> Research & Grants
> Grants Program
> Research Grants
> Research Grants Awarded
Research Grants Awarded
Modulation Of Erbb2 Tumor Metabolism By Akt
Tumor Cell Biology IV
HER2/Neu/ErbB2 is recognized as an important gene in human breast cancer; HER2/Neu/ErbB2 is amplified and overexpressed in 20-30% of human breast cancer, and expression of ErbB2/HER2/Neu is associated with aggressive tumor behavior, decreased time to clinical relapse, and poor prognosis. Transgenic mice that express either activated Neu/ErbB2, or nonactivated c-Neu/ErbB2 in the mammary gland develop mammary tumors that recapitulate many features of the human disease. Expression of constitutively activated Akt in the mammary gland suppresses apoptosis during involution but does not cause mammary tumors. However, expression of activated Akt accelerates mammary tumorigenesis in the MMTV-Neu mice. Understanding the mechanism(s) by which activated Akt1 accelerated tumorigenesis in the MMTV-ErbB2/Neu model may provide insights into the molecular events underlying tumorigenesis. We hypothesize activated Akt1 alters the physiology of c-ErbB2/Neu-induced mammary tumors resulting in increased glucose transport and elevated aerobic glycolysis. We propose to use magnetic resonance spectroscopy to compare the metabolomic profile of MMTV-ErbB2/Neu tumors with bitransgenic MMTV-ErbB2, MMTV-Akt tumors. We will also test the hypothesis that Akt1 is critical in c-Neu induced mammary tumorigenesis by analyzing tumor formation in MMTV-ErbB2/Neu mice that lack one or both alleles of Akt1. Finally, we hypothesize that GLUT1 is required for Akt to alter the metabolism of c-Neu induced mammary tumors. We will test this hypothesis by eliminating expression of GLUT1 in established ErbB2/Neu-induced mammary tumors using Cre recombinase, and determining the effect upon tumor growth, tumor metabolism, and proliferation and apoptosis of tumor cells. Insights into how Akt may modulate tumor cell metabolism may indicate how Akt can accelerate Neu-dependent tumorigenesis and whether regulation of tumor cell metabolism is important in suppression of apoptosis. These data may also provide insights into new therapeutic approaches tailored to the metabolic profile of specific tumors.
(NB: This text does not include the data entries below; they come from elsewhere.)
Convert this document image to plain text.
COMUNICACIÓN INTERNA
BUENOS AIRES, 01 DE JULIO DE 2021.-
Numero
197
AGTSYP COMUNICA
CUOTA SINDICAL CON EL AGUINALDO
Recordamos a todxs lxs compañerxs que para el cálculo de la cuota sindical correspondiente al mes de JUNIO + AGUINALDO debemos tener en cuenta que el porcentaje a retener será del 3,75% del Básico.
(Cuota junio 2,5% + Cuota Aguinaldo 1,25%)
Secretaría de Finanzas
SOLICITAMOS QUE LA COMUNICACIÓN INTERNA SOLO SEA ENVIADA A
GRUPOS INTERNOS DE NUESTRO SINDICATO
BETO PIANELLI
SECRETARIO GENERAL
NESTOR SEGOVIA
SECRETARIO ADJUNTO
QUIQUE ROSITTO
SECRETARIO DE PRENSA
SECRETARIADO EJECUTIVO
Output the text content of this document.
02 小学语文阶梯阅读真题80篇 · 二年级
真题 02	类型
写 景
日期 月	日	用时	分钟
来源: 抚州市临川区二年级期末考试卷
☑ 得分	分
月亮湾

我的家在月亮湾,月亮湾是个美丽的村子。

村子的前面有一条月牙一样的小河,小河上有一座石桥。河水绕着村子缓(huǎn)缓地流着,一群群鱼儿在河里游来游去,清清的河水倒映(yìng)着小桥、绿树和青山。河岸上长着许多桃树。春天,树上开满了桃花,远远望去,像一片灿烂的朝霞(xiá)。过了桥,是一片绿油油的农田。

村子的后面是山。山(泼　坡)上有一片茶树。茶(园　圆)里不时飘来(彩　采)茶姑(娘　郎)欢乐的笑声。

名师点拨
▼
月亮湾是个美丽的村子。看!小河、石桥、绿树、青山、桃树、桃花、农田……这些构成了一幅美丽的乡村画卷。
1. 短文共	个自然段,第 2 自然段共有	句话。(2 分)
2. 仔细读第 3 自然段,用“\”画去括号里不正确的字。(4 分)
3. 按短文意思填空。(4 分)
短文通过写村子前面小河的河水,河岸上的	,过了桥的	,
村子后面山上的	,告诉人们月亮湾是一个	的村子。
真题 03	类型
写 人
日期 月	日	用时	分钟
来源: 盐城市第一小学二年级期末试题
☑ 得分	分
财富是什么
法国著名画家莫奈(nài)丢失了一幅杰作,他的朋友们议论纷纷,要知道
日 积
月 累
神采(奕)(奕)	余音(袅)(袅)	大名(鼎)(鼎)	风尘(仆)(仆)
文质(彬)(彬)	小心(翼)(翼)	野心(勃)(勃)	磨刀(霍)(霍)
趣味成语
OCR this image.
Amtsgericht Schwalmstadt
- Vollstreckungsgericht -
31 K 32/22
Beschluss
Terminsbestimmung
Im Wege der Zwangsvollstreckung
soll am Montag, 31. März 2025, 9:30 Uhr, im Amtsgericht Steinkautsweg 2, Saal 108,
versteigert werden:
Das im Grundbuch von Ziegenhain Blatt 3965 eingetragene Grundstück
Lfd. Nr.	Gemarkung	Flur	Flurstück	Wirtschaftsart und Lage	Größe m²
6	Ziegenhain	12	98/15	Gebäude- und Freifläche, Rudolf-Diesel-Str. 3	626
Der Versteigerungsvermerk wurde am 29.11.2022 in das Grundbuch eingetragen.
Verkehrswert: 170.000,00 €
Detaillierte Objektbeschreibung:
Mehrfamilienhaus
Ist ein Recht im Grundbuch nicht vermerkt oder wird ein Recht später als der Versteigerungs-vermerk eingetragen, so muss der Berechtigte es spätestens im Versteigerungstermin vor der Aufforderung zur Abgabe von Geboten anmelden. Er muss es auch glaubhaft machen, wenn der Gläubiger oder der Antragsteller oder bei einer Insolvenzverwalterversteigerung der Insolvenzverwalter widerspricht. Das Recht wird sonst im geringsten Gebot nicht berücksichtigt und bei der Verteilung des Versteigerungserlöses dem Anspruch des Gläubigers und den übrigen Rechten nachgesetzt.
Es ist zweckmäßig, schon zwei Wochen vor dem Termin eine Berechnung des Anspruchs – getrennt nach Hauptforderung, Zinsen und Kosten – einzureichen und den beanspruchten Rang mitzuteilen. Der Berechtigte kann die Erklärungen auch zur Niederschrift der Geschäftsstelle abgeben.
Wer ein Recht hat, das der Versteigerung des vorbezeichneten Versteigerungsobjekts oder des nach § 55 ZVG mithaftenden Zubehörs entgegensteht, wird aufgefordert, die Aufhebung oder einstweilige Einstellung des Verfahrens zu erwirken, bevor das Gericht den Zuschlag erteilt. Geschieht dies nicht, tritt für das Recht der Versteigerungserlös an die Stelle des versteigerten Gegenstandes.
For almost eighty years it has been known that most tumors and tumors cells produce energy in a very inefficient manner called glycolysis. This is in spite of the fact that these cells have the machinery to produce energy in a much more efficient manner by means of energy producing reactions that are based in the mitochondria. Recent studies have suggested that an enzyme called Akt is able to reprogram the energy producing pathways in a normal cell to resemble those in a tumor cell by using stimulating the uptake of the sugar glucose by these cells, and by stimulating the production of energy by the inefficient pathway (by glycolysis). ErbB2/Neu is recognized as an important gene in human breast cancer; HER2/Neu/ErbB2 is amplified and overexpressed in 20-30% of human breast cancer, and expression of ErbB2/HER2/Neu in breast cancer is associated with aggressive tumor behavior, decreased time to reappearance of the tumor after treatment, and shorter time to death of the patient. We wish to determine whether Akt can change which pathways are used to make energy in breast tumors in mice by comparing the metabolism of a mammary tumor caused by the ErbB2/Neu oncogene in transgenic mice, with the metabolism of a tumor that expresses both activated Akt and the ErbB2/Neu oncogene. We hypothesize that activated Akt1 will alter the physiology of ErbB2/Neu -induced mammary tumors, resulting in increased sugar (glucose) transport into the cell, and production of energy by the inefficient pathway (glycolysis). We will use magnetic resonance spectroscopy to compare the metabolism of these two different types of tumors. We will also eliminate the expression of Akt1 from mice to see if this alters the ability of ErbB2/Neu to produce breast tumors in mice. Finally, we will test whether a sugar transporter called GLUT1 is required for Akt to alter the metabolism of the ErbB2/Neu breast tumors by eliminating expression of GLUT1 in established ErbB2 mammary tumors in mice using a technique call tissue-specific recombination. If we can learn how Akt can alter the energy producing reactions in a tumor, we may be able to use this information to determine how to tailor new therapies to kill tumor cells based upon their different physiology. One may also learn how nontraditional approaches to treatment of tumors, including diet and nutritional supplements, may be used to alter the growth of tumor cells.